The eyes play an important part in communication because they show or signal a willingness to communicate. Our eyes function to gain attention and to show our level of interest. We give an eye to a member of the opposite sex, or we try to catch the eye of a waiter/waitress. Most of us can tell when we are talking to someone the level of interest they have in continuing communicating by the eye contact they keep up. .

For someone to seem credible you must sustain eye contact with the audience while speaking and being spoken to by the audience members. Shifty eyed people or people who do not look into the eyes of someone when they are talking are not considered trustworthy. Gaze aversion during an interview has been known to cut a person’s chances of getting the job. They were perceived as being incompetent, lacking composure, unsociable, and passive. Direct eye contact has a beneficial impact on both the communicator’s perceived competence and trustworthiness.

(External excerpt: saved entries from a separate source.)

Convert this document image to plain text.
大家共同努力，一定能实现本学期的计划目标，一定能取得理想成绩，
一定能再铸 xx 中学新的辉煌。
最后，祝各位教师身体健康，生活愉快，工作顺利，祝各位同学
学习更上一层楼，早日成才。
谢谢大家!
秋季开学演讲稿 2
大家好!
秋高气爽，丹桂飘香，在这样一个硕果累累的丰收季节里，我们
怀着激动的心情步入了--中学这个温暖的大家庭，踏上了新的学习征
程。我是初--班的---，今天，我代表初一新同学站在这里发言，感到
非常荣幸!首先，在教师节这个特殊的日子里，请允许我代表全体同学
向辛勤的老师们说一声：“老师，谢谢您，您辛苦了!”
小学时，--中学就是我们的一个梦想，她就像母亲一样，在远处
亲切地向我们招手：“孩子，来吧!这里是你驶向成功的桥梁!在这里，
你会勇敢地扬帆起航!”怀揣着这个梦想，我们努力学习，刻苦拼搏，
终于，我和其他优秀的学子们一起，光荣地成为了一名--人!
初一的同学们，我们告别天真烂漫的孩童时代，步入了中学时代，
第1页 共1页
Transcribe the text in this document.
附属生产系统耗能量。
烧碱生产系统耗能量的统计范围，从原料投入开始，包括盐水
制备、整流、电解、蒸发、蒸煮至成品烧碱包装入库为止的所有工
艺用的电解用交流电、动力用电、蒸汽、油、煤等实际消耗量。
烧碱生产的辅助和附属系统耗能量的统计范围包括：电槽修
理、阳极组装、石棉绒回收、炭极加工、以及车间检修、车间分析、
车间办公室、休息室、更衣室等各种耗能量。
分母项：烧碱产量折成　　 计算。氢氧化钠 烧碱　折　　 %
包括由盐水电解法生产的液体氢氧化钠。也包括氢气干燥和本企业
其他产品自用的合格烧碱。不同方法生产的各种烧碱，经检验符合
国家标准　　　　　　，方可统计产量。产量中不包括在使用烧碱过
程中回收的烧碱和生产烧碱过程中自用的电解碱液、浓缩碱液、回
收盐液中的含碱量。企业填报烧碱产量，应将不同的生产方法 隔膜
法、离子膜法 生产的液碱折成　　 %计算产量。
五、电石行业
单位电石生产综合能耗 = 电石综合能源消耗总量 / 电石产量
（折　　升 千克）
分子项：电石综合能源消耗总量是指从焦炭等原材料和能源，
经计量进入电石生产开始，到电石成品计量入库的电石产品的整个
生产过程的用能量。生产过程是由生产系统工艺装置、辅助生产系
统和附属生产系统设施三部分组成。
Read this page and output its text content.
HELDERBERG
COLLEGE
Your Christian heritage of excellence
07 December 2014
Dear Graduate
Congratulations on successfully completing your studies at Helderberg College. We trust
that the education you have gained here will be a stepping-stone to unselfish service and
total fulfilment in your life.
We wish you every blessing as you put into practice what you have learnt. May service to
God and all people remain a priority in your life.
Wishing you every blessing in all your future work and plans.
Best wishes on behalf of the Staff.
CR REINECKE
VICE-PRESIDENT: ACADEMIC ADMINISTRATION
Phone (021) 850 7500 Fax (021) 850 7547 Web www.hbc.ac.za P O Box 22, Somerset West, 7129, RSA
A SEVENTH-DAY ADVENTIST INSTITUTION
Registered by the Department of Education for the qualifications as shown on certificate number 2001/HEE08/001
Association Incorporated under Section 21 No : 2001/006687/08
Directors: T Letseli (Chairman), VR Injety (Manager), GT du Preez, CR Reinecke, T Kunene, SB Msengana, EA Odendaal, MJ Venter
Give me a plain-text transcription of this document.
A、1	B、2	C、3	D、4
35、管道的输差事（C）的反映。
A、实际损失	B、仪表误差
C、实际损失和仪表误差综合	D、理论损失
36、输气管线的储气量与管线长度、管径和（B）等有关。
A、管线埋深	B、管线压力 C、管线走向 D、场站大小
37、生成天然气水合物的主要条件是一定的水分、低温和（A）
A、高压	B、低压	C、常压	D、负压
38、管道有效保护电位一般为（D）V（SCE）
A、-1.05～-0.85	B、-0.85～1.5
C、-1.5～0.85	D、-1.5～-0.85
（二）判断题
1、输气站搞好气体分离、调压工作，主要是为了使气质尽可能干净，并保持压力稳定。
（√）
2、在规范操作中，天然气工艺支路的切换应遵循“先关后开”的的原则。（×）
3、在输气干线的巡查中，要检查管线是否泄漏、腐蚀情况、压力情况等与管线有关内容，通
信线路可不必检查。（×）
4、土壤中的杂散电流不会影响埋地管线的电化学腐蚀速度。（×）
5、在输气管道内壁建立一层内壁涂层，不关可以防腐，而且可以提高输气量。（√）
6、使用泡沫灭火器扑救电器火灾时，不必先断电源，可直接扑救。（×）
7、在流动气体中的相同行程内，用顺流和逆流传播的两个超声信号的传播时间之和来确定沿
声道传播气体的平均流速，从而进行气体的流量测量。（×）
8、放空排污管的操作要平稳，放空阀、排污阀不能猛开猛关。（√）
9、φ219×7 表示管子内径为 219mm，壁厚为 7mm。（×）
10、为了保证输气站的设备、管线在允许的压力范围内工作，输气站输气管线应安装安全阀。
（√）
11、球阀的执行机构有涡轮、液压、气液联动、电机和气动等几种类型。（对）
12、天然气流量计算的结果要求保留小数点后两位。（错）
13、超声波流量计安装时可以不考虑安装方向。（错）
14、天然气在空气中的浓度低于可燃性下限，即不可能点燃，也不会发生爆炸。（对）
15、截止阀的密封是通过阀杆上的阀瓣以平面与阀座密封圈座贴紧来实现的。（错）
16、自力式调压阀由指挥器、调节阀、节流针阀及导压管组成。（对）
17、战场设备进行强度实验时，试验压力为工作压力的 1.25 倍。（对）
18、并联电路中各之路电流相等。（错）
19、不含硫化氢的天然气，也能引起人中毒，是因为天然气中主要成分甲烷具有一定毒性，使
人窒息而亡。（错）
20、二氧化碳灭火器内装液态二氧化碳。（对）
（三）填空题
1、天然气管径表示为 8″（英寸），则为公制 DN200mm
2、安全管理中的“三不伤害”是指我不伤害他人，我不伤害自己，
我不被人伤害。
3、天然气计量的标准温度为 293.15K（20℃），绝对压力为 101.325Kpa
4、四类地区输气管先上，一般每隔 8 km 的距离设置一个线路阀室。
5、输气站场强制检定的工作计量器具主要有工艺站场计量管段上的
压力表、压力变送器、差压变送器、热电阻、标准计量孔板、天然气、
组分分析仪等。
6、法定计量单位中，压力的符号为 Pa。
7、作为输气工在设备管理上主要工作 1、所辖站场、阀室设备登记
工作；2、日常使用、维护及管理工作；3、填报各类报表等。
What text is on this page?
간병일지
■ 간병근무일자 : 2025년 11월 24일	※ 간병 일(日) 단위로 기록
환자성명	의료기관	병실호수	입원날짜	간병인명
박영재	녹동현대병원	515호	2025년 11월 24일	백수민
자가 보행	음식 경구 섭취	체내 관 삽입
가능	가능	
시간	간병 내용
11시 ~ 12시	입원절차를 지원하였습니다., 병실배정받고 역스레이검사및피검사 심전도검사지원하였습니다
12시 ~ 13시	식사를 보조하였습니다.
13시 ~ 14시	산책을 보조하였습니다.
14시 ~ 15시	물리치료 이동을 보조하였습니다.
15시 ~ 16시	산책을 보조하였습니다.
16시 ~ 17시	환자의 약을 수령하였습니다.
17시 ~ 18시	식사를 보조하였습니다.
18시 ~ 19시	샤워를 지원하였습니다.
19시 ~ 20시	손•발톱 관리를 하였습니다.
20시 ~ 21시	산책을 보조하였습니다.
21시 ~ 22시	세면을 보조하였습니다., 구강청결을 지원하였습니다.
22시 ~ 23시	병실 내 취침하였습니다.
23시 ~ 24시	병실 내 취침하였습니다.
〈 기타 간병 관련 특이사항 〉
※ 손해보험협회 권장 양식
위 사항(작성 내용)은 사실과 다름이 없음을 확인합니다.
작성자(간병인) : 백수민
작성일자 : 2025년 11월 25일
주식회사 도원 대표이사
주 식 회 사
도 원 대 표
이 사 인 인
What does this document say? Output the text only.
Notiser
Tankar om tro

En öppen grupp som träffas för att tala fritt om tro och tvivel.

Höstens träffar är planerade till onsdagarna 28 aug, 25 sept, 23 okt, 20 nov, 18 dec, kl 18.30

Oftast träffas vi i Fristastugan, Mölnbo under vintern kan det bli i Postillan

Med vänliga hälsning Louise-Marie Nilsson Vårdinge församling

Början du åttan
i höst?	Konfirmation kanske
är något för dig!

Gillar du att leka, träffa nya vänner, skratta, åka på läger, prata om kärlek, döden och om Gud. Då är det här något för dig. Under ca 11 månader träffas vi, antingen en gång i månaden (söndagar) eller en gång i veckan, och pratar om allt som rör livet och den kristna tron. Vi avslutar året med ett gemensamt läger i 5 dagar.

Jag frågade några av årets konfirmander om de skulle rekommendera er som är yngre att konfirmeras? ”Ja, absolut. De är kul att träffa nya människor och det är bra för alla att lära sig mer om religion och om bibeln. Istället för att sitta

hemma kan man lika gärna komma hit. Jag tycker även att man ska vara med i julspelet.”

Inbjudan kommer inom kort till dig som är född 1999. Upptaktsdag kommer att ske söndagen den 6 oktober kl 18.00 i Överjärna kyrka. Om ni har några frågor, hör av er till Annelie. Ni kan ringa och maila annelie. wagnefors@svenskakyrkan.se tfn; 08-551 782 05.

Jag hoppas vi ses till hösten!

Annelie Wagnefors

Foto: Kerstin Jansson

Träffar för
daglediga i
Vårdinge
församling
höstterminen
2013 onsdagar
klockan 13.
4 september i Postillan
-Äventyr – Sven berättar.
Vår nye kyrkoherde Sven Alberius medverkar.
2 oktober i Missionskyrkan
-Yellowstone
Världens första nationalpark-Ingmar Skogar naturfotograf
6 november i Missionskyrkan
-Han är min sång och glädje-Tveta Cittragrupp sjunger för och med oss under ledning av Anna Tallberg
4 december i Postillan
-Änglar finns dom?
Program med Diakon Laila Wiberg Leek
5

Eye behaviour plays a central role in intimacy. We look into the eyes and stare into the heart of the person we love. Direct eye contact enhances the feeling of intimacy and affection between partners as well as increased feelings of love and passion for their partner.

Eye behaviour is also a sign of power. Powerful people sustain direct eye contact with others while the less powerful look down or away. Those who cannot directly look at others are considered to have minimal leadership capacity. Communicators that show a hight degree of visual dominance, direct eye contact for more than 55% of the conversation when they are speaking and 50% when they are spoken to, are perceived as much more powerful than communicators who show less visual dominance, maintaining eye contact when speaking only 40% of the time and 60% of the time when being spoken to. Impression management begins with the eyes. The longer we can keep up eye contact with whom we interact the greater self-esteem we are perceived to have.

Communicators must be aware that much of the information communicated by their own eyes operates out of their conscious control. Our eyes might show disinterest while the rest of our non verbal cues suggest interest. Our eyes might suggest that our level of self-esteem and self-confidence is dissipating rapidly even though we can exude confidence through our verbal communication. They might suggest another message even while we are whispering sweet nothings into the ear of someone we are intimate with.

A communicator must try to end the behaviour of their eyes that other’s consider negative stereotypes. This impression management is the difference between being considered a low power, low status person and one that has leadership potential.